Food is a comforting tool of nostalgia, which is why we love to overindulge at Christmas with all the things that we find tastiest. It is part of celebrating, and it also reminds us of good times with people we love. After all, counting Christmases is a way to catalogue time; marking the year’s end by feasting, indulging and drinking to excess, until we are practically sick, is a tried and tested tradition. Come December, we dutifully prepare to waddle into another year; bloated, unrestrained by buckle or belt but, ultimately, at peace.

This year will be the third Christmas I have spent without my dad and the third time I have felt disconnected from the Christmas traditions he built with my mum and brother, in the kitchen and beyond. On Christmas morning, it used to be the crispiest roast potato competition, with my brother and I fighting to pick the best one. After the prawn cocktail starter, Dad’s soft, herby stuffing was the highlight of dinner and later, bellies bursting, we would rack up the cheeses. Mum’s portions were always dainty and she would roll her eyes in mock disapproval as Dad created a comical, towering blue cheese-to-cracker ratio, which often looked as if it would break before it reached his mouth.

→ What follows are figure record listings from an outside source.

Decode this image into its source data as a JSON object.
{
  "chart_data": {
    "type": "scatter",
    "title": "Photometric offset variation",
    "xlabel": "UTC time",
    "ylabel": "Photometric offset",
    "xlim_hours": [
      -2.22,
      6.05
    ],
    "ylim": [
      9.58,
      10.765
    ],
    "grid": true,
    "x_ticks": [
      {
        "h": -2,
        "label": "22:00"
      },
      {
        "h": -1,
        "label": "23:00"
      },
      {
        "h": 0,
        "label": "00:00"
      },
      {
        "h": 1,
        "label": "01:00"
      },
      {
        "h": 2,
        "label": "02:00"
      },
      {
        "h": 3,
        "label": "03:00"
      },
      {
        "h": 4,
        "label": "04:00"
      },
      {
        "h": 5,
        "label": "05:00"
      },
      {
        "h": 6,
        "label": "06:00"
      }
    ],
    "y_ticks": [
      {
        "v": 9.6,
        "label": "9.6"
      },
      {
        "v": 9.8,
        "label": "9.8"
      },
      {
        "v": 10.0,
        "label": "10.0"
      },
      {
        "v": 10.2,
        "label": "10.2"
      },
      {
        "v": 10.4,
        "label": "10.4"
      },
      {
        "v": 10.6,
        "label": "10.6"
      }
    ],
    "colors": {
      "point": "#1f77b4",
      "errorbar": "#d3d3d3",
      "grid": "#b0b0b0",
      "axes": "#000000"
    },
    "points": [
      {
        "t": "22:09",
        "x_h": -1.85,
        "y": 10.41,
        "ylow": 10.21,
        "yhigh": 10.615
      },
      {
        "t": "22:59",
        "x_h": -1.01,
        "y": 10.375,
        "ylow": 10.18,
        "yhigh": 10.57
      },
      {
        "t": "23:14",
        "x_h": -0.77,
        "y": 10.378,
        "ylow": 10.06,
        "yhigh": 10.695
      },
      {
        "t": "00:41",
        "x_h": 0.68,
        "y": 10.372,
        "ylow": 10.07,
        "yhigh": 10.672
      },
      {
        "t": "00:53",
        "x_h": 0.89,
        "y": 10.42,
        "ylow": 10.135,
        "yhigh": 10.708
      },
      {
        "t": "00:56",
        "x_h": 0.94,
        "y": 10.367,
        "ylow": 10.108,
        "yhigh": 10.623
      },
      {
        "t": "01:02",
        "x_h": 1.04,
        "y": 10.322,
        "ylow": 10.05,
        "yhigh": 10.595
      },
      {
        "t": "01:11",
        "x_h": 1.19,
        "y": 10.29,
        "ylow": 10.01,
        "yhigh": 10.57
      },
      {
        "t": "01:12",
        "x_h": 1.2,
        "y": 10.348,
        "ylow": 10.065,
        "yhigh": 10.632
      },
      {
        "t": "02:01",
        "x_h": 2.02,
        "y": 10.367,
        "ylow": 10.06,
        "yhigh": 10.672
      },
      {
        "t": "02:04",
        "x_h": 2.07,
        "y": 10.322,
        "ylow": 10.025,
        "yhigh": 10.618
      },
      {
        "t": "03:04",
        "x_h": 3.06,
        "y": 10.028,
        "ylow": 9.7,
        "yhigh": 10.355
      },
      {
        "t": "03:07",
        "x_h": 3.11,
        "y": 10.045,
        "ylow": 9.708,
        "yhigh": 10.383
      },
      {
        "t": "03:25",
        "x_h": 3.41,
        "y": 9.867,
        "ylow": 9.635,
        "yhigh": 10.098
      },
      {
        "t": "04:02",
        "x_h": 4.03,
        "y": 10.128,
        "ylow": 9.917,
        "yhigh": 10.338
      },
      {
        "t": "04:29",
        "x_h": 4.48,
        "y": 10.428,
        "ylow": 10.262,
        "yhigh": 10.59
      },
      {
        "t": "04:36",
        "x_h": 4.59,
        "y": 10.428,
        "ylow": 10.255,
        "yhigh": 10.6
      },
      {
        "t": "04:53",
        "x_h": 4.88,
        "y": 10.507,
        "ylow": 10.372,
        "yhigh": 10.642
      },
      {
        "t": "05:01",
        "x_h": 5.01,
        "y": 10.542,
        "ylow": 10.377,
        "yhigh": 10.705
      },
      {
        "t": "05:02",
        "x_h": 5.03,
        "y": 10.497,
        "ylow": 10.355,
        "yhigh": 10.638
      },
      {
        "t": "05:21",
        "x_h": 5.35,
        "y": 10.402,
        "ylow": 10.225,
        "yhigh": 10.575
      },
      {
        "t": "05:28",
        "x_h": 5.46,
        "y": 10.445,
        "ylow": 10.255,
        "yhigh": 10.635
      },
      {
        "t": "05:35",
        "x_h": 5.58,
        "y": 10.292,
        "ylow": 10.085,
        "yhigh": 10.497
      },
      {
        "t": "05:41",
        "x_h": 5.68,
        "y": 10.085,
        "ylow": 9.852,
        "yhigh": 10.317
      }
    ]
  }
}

Christmas was split between our family home and Dad’s parents in Shropshire, who also know how to do a proper spread. But last year, for the first time, I took myself to sunny climes when Mum and I weren’t really speaking. The aim, of course, was to go somewhere so un-Christmas-like that I would forget the fact that baby Jesus was ever born. I surrounded myself with sunshine and pina coladas instead of cranberry sauce and crackers, and it kind of worked. I got blind drunk alone in a hostel and ate a most unsatisfactory Christmas dinner of chicken, rice and beans, which really didn’t hit the spot. Christmas is about what you feel in your heart, of course, but also in your stomach.

This year, my mum and my brother and I are going to Rome – something Dad would not really have been up for, seeing as he was a traditionalist and a homebird at heart.

I am not sure how it is going to play out (I have read that Italians eat eel on the big day), or whether we are all going to feel Dad’s absence more acutely abroad, but something tells me it might be easier.

I am saddened but relieved at the prospect of distracting myself from all the things we used to enjoy together when Dad was here; I miss his voice booming “It’s Christmaaas!”, down the hallway on 1 December, as he forced us all to help him drag the old plastic tree down from the attic to the soundtracks of the Pogues and Noddy Holder. But removing ourselves from the Christmas backdrop that we once knew as normal may help us to lay the groundwork for new rituals.